6 Comments on EDITORIAL – Ajax isn’t a conversation, it’s an argument

  1. If Kitimat can vote against Northern Gateway in a non-binding plebiscite, why can Kamloops not have a referendum on the proposed mine? Mayor Milobar says that it would divide the community. As far as I am concerned, that is a non-answer. It may be uncomfortable but we need to decide what we want for the the future of our city.

  2. Robert Koopmans was on CBC Radio this morning claiming KGHM Ajax is transparent. Really? If this is the case why haven’t they released assay data for over 4 years of drilling. What have they got to hide?

  3. I think the comment that the mine proposal is dividing the community into friend and foe is seriously overstating it.. There is a very vocal “no” side, and a not quite as vocal “yes” side and a huge whack of people in between that are not vocal at all..It seems to me that the people suggesting that it is polarizing the community are the “no” side, which just amounts to more fear mongering

  4. lee kenney // April 29, 2015 at 9:58 AM // Reply

    No one seems to care, science and facts in Canada have been dictated by the Federal government by cut-backs and muzzles . This fall election will be a very interesting election , to see which candidates get hugs ? Wheres Cathy ?

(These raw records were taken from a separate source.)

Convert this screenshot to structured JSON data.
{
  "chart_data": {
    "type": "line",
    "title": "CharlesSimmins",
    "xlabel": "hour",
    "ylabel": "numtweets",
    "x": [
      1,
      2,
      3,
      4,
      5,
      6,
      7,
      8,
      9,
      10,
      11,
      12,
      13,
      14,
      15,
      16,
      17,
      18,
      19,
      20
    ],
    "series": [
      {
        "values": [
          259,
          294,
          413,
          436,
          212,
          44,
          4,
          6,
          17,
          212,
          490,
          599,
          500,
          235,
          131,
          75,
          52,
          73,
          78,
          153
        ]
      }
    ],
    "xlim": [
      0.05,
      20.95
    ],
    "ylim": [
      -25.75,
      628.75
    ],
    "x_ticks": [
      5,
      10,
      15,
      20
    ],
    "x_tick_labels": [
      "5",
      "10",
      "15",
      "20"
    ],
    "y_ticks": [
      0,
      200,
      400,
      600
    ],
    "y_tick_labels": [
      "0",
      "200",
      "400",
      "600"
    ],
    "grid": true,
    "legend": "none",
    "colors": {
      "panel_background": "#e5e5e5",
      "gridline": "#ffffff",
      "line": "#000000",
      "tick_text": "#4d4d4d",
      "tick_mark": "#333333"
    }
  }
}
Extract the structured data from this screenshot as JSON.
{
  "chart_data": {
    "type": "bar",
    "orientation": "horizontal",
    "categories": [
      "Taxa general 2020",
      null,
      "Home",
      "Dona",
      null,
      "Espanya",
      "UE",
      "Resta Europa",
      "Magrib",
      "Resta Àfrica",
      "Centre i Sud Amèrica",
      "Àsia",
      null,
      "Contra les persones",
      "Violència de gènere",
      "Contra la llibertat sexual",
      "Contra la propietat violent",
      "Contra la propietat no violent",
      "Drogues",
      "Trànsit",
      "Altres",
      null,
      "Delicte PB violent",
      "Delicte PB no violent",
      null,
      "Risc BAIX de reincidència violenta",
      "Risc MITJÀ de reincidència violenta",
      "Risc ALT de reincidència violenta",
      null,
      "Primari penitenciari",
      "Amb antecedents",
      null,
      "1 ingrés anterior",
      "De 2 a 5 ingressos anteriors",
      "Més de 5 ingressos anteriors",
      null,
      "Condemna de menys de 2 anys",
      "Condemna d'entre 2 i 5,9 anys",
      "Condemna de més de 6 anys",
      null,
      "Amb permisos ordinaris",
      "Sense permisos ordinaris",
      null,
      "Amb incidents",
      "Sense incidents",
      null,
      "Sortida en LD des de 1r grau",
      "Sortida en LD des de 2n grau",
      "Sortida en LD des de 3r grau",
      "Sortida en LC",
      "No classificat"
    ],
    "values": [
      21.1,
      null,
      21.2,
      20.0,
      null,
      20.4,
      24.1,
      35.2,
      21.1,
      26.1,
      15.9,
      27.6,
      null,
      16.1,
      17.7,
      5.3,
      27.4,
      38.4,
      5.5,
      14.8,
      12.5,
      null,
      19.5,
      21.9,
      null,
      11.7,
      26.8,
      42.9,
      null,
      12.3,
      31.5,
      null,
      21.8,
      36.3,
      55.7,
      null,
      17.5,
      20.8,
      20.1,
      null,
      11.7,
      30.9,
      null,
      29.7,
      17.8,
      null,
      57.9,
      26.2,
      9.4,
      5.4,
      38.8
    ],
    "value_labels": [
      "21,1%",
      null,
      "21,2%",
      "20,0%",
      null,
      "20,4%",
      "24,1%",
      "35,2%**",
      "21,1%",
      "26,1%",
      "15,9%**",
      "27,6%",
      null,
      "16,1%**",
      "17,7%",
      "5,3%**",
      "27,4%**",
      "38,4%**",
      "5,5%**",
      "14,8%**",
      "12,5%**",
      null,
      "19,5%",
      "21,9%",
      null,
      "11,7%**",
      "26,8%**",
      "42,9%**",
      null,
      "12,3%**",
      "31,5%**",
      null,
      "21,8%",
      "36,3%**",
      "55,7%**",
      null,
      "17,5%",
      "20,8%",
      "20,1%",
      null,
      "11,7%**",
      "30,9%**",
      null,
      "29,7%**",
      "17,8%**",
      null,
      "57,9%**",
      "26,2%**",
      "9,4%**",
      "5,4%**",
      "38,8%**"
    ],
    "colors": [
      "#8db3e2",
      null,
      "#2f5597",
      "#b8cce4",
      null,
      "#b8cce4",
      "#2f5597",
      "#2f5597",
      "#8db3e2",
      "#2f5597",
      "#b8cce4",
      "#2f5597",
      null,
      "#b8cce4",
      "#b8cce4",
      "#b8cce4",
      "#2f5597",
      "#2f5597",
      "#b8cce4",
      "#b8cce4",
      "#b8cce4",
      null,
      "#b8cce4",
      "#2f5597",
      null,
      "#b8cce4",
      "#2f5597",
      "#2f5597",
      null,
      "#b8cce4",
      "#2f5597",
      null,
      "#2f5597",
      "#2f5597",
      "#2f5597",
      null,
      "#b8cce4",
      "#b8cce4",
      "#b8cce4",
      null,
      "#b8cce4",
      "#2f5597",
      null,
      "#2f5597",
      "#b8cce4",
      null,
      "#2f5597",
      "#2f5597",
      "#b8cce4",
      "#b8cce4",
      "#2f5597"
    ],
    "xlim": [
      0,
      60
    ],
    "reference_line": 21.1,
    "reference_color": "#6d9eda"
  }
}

  5. The proponent is the wrong person to be leading a “conversation.” From their point of view – the only acceptable outcome is for the project to proceed. Of course, the conversation I want to have is not about how to “get to yes.” It is how to decide what is truly right for the people of Kamloops – including the kids and families in Aberdeen and Sahali.

    If it doesn’t align with what is right for KGHM – the project should not proceed. And KGHM is not the right person to be leading that discussion.

    Our government has resisted taking any kind of an active role. Those of us who are not willing to help the proponent improve their application have been left out. We have no venue and no recourse and no one in the government really seems to care, except maybe Donovan Cavers and Dennis Walsh. Where the heck is Todd Stone on this issue? Where is the leadership? What is wrong with Peter Milobar?

  6. Pierre Filisetti // April 29, 2015 at 6:58 AM // Reply

    The whole “marketing” effort from KGHM is just plain disgusting IMHO. However that pales in comparison to the opportunistic position taken by many prominent Kamloopsians not to speak up for fear of “loss of business” or to jeopardize “connections”. Honesty should be valued and encouraged. Can the conversation start with that?